Nel nuovo millennio non si interrompe la vena creativa di Godard. Nel 2004 presenta Fuori Concorso al Festival del Cinema di Cannes Notre musique, pellicola che riflette sulla violenza, la moralità, e la rappresentazione della violenza nel cinema, ed in particolare sul passato colonialismo e l’attuale conflitto israelo-palestinese. Nel 2010, sempre a Cannes (nella sezione Un certain regard), presenta Film socialisme, una sinfonia in tre atti a partire dal Mediterraneo e da una nave di crociera, dove si incrociano conversazioni, citazioni, lingue e formati video differenti. Del 2014 è invece il pregevole Adieu au Langage – Addio al Linguaggio, girato in 3D (per la prima volta nella storia del cinema realizza una dissolvenza incrociata tridimensionale), un insieme di immagini da incastrare, come tessere di un puzzle, un nuovo esperimento/lezione di cinema, un mash-up tra scienza e poesia, tra arte e politica. Una lettura filosofica del nostro mondo in cui non mancano riferimenti a film, quadri, giornali, alla tv. Presentato in Concorso al Festival di Cannes, vince il Premio della giuria ex-æquo con Mommy di Xavier Dolan. Suo ultimo lavoro, ancora una volta in gara per la Palma d’Oro, è invece Le livre d’image del 2018, un’opera composta da una serie di film, dipinti e brani musicali legati insieme alla narrazione e ad ulteriori filmati originali di Godard e Anne-Marie Miéville. Simile alla sua precedente serie Histoire(s) du cinéma, il film esamina la storia del Cinema e la sua incapacità di riconoscere le atrocità del 20° e 21° secolo (in particolare l’Olocausto e il conflitto israelo-palestinese), le responsabilità del regista e i progressi nel discorso politico con l’introduzione di fotocamere digitali e Smartphone.

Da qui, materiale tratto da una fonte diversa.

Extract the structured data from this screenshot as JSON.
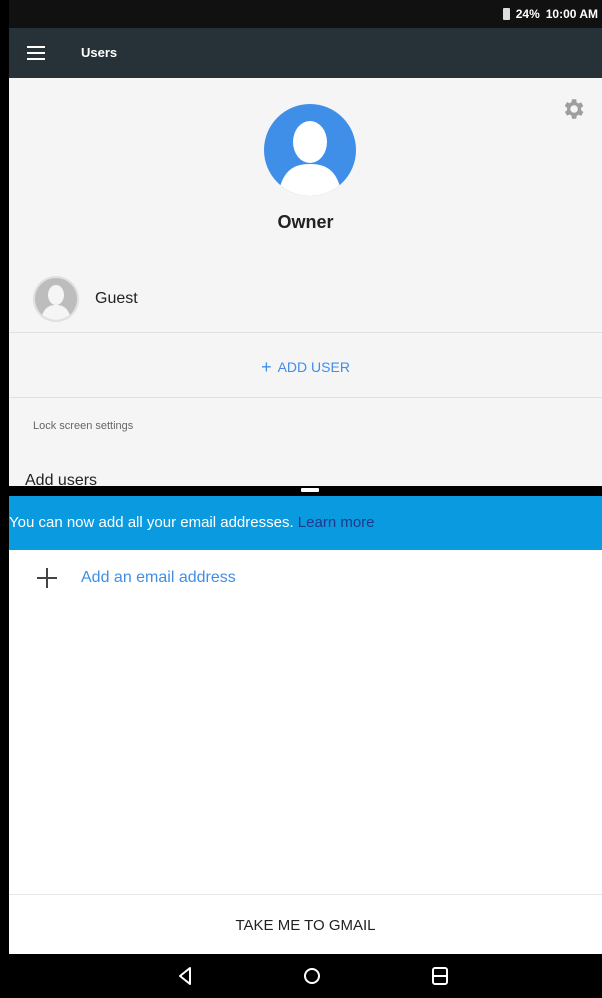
{
  "status_bar": {
    "battery": "24%",
    "time": "10:00 AM"
  },
  "app_bar": {
    "title": "Users"
  },
  "users_screen": {
    "owner_label": "Owner",
    "guest_label": "Guest",
    "add_user_label": "ADD USER",
    "lock_screen_settings": "Lock screen settings",
    "add_users_label": "Add users"
  },
  "email_panel": {
    "banner_text": "You can now add all your email addresses.",
    "banner_link": "Learn more",
    "add_email_label": "Add an email address",
    "gmail_button": "TAKE ME TO GMAIL"
  },
  "colors": {
    "accent": "#3f8ee8",
    "banner": "#0a9ae0",
    "app_bar": "#263238",
    "link": "#1a3a8c"
  },
  "icons": [
    "battery-icon",
    "menu-icon",
    "settings-gear-icon",
    "owner-avatar-icon",
    "guest-avatar-icon",
    "plus-icon",
    "back-icon",
    "home-icon",
    "recents-icon"
  ]
}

La giuria del Festival l’ha premiato con la “Special Palme d’Or” (non era mai accaduto prima).

"Adieu au langage"

“Adieu au langage”

Ognuno ha il suo Godard

Negli ultimi anni sono stati diversi i titoli della cinematografia di Jean-Luc Godard che sono tornati nelle sale in versione restaurata, da Il Disprezzo (1963, tratto dall’omonimo romanzo di Alberto Moravia e con protagonista la splendida Brigitte Bardot), a Due o Tre Cose Che So di Lei, (che il maestro francese girò nel 1967 dirigendo una fantastica Marina Vlady), passando per Bande à Part, (1964, tratto da Fool’s Gold di Dolores Hitchens, romanzo della Série Noire). Sempre in quest’ultimo decennio sono da ricordare anche due film che lo celebrano come En Attendant Godard di William Brown (2010) e Il Mio Godard (Le Redoutable) del regista Premio Oscar Michel Hazanavicius, (presentato in Concorso a Cannes nel 2017) con protagonisti Louis Garrel, Stacy Martin e Bérénice Bejo. Un ritratto affettuoso e ironico di Godard visto attraverso gli occhi dell’allora giovanissima moglie Anne Wiazemsky. L’ultimo lavoro a lui dedicato è invece recentissimo: alla 79. Mostra del Cinema di Venezia con Godard Seul Le Cinéma, il documentario di Cyril Leuthy.

Insomma, Godard ha cambiato il cinema. Lo celebreremo sempre, ognuno a proprio modo.